***
Однажды ходжа Насреддин отправился на базар и долго ходил взад и вперёд вдоль прилавков — прицениваясь, но ничего не покупая. Рыночный стражник некоторое время наблюдал издали, в конце концов обратился к нему с назиданием: «Уважаемый, я вижу, денег у вас нет, вы лишь напрасно теребите торговый люд. Подай вам это и то, поменяй фасон и размер, взвесь и порежь, а выгоды купцу — ни на грош. Если бы я не знал, что вы — ходжа Насреддин, подумал бы, что на рынке завёлся воришка: ждёт, пока купец отвернётся, чтобы запустить руку в чужую мошну». В ответ на это ходжа вытащил из кармана кошель, полный золотых и серебрянных монет, и молча подал его стражнику. Тот принялся извиняться. Насреддин жестом остановил его, показывая, что не в обиде, и сказал:
«Обычно я покупаю здесь на сумму столь незначительную, что выбирать товар долго не приходится. Но сегодня меня пригласил для беседы наш правитель Тимур, и, провожая до ворот, дал этот кошелёк. Он сказал: «Милый ходжа, я хочу, чтобы ты пошёл на базар и купил что-нибудь такое, что способно доставить тебе маленькое человеческое удовольствие». Вот уже четвёртый час я брожу здесь и выяснил за это время, что маленькое человеческое удовольствие можно получить лишь бесплатно — выбирая и прицениваясь, но заплатив деньги, немедленно его теряешь».
***
Когда Насреддина упрятали в психушку, врач принялся осторожно расспрашивать его, пытаясь выяснить причину помрачения рассудка: «Вы знаете, почему здесь находитесь?». «Конечно, знаю, — ответил Насреддин, — вот уже три года подряд я просыпаюсь под утро от собственного воя. Мне снится, что я — собака и вот-вот превращусь в человека». «Стало быть, у вас проблемы со сном?» «Проблемы со сном — у моих соседей, доктор. Жена и дети одно время пугались, но — привыкли. А у меня вообще нет никаких проблем». «Вы что же, хотите сказать, что не видите ничего странного в том, чтобы просыпаться ни свет ни заря? Будить соседей? Пугать детей?» «Ничего не поделаешь: возвращать себе человеческий облик довольно неприятно. Зато нет ничего прекраснее раннего отхода ко сну, когда мне снится, что я вновь превращаюсь в собаку».
***
Однажды Насреддину приснилось, что он едет в поезде и сочиняет эпическое произведение в стихах о своём путешествии. Поэма была настолько прекрасна, что, проснувшись, Насреддин бросился к столу, чтобы поскорее записать её, но как только взял в руки перо, выяснилось, что в памяти не осталось ничего, кроме четверостишия, где жизнь сравнивалась с василиском, чей взгляд можно испытать на себе лишь однажды. Поразмыслив здраво, Насреддин решил, что ни ему самому, ни потомкам эта печальная истина совершенно ни к чему, и записывать не стал, но отправился спать снова — в надежде, что на этот раз снов не будет.
ЗИМА В ТЕЛЬ-АВИВЕ
Рахель
Я ничего не чувствую, говорит она, я, наверное, умерла. Она щиплет себя за нос и подходит к зеркалу — проверить, покраснел ли нос. Нос покраснел, и было больно, но что это доказывает? Краснеют ли мертвецы? Бывает ли им больно? Кто знает…

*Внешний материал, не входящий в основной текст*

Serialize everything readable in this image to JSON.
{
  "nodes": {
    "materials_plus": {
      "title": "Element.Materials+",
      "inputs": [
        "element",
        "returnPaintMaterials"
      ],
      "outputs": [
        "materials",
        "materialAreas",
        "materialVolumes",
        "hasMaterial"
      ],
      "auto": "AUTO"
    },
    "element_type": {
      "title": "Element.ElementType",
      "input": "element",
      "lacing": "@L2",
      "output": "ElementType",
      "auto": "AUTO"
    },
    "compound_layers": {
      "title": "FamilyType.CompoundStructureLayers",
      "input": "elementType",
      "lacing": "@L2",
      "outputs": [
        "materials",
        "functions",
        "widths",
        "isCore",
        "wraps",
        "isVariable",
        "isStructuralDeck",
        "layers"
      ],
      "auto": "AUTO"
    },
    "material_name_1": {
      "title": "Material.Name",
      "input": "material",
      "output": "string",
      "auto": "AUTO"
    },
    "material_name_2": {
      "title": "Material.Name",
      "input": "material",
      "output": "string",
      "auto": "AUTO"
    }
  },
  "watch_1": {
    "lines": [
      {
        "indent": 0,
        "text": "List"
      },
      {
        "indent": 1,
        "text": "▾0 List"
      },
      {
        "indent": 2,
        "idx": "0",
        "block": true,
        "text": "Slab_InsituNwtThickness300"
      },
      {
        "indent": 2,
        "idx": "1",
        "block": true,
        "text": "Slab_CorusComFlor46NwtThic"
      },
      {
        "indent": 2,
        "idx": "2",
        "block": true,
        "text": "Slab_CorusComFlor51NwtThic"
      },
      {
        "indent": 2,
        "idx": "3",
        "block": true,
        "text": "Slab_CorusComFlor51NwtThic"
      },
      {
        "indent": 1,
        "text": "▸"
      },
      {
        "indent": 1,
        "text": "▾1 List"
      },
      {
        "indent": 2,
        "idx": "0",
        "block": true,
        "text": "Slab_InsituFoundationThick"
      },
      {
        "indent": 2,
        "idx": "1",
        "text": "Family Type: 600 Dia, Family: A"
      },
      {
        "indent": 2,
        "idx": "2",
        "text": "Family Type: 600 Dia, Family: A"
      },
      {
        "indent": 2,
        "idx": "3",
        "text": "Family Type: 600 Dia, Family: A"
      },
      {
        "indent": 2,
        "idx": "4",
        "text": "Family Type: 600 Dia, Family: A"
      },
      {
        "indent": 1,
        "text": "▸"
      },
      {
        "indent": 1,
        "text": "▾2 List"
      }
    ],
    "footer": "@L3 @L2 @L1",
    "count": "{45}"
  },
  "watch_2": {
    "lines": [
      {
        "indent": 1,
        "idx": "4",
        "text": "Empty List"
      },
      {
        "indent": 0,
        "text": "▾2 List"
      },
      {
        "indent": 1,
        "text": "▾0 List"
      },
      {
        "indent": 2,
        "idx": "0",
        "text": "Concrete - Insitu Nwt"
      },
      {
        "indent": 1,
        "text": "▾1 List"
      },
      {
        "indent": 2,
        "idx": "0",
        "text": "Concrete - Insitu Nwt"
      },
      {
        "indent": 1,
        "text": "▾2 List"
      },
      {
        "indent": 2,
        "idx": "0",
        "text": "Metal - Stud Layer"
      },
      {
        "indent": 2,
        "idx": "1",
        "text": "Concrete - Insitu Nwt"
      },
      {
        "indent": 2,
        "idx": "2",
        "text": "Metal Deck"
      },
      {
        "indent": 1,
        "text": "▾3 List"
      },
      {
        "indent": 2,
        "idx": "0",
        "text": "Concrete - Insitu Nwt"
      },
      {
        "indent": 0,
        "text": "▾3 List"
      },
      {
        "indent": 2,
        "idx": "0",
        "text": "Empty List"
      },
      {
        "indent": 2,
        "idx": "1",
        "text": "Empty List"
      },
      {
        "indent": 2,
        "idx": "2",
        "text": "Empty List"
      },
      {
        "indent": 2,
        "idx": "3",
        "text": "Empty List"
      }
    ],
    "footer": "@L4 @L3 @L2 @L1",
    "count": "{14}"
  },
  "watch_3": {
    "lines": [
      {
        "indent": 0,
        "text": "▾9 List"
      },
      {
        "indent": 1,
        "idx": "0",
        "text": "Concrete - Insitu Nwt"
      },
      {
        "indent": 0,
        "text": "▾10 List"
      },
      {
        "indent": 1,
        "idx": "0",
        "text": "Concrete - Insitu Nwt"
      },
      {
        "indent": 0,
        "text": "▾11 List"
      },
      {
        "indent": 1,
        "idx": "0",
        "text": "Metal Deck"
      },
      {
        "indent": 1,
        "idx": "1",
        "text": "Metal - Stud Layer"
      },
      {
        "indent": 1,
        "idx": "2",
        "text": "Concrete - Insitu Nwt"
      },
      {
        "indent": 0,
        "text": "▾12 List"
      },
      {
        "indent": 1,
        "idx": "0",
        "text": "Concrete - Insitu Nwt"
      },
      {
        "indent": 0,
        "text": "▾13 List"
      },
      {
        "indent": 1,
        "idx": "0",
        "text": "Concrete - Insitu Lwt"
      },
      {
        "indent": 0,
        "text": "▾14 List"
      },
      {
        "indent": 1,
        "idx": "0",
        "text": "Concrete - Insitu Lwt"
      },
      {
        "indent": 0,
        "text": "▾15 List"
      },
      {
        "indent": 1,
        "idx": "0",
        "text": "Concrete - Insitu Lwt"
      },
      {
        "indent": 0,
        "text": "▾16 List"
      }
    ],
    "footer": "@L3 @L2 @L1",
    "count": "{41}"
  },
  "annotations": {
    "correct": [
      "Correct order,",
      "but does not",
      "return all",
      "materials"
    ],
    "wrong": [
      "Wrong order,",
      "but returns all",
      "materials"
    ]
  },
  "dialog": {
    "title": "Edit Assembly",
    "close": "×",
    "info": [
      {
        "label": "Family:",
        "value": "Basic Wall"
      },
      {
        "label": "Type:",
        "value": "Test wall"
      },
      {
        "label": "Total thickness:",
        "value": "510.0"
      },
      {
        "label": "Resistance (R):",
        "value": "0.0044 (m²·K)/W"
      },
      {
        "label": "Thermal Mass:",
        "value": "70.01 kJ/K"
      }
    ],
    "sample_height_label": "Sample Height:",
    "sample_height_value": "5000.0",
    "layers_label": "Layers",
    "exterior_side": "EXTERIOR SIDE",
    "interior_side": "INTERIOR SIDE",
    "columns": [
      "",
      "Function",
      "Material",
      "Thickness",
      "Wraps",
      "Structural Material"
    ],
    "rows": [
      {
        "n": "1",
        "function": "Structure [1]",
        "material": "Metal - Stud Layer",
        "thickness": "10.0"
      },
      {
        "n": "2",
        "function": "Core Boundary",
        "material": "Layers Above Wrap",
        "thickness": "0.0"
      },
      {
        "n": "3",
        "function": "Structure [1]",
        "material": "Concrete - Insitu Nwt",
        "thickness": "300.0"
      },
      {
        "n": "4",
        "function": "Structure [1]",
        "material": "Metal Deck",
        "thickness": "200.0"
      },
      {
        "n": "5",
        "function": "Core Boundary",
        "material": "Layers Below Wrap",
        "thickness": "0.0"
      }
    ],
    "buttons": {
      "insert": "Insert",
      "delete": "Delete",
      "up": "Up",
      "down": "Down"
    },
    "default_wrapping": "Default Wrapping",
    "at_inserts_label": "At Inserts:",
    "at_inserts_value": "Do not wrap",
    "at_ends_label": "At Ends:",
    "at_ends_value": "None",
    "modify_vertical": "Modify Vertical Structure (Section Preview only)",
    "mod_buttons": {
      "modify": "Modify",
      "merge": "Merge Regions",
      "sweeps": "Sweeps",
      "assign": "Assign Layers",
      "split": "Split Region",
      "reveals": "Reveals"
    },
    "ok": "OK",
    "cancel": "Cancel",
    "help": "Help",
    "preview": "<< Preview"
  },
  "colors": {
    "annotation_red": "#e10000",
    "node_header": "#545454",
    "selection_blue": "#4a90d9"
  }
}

Я ничего не чувствую! Я ничего не чувствую! — говорит она громко. Из соседней комнаты выходит мать и смотрит на неё круглыми глазами.
Вызвать «скорую»?
Это поможет? Я ничего не чувствую. Я совсем ничего не чувствую. Я умерла или, по крайней мере, тяжело заболела.
Я вызову «скорую», говорит мать. Я уже вызываю.
Я не чувствую, что ты вызываешь. Я тебя не чувствую. Ты тут?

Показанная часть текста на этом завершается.